Another threat which can be best countered by the design of the application is operational error. Although it is impossible to completely eliminate human error, an application can include verification checks and other constraints on the data that can be entered by a user. To a certain extent, user training and company procedures can also be effective against this threat, but again they is beyond the scope of this module.
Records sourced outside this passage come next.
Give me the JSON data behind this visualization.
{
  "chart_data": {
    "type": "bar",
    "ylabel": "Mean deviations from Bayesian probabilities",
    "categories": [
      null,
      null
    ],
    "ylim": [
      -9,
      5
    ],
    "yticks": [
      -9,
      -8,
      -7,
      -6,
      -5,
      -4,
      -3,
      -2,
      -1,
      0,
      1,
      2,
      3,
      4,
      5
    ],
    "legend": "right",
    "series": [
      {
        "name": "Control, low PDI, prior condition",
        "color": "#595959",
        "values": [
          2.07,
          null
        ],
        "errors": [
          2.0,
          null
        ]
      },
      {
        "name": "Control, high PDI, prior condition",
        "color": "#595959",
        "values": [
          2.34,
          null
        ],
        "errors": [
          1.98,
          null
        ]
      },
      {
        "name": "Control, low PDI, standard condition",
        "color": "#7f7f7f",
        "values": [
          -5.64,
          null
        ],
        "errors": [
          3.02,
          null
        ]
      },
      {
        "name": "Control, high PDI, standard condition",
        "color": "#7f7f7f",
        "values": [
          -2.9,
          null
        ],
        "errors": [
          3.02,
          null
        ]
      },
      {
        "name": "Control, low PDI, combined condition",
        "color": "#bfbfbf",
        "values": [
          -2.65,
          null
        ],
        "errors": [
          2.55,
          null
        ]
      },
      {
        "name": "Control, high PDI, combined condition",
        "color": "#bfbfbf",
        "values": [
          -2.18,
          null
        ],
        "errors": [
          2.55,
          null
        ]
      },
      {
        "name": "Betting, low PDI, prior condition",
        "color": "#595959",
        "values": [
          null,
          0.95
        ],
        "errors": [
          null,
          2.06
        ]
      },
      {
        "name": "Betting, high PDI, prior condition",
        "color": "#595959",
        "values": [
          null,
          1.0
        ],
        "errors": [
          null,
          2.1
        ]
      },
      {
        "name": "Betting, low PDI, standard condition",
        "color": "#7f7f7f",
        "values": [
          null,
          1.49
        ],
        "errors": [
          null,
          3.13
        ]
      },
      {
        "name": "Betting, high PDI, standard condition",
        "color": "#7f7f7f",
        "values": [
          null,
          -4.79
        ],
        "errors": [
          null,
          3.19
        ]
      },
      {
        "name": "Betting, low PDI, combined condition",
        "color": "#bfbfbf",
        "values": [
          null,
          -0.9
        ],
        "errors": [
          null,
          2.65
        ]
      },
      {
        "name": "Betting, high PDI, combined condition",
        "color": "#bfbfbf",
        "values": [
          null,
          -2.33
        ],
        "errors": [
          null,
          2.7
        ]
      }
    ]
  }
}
Finally, because the DBMS is a software application that is installed alongside others and depends on the services provided by the operating system, it is possible for incompatibilities to arise. This can happen for example when the operating system or some component of the operating system is upgraded and the existing DBMS is only compatible with the earlier version. The only effective way to guard against this type of threat is for the DBA and other systems administrators to be systematic and rigorous in the way they plan and implement upgrades. As well as paper research with the software release notes, the planning process can involve a trial run of the upgrade on a copy of the operational system followed by a period of testing to ensure that the new configuration is stable. These issues however start to delve into the details of the DBA's work that are well outside the scope of this module.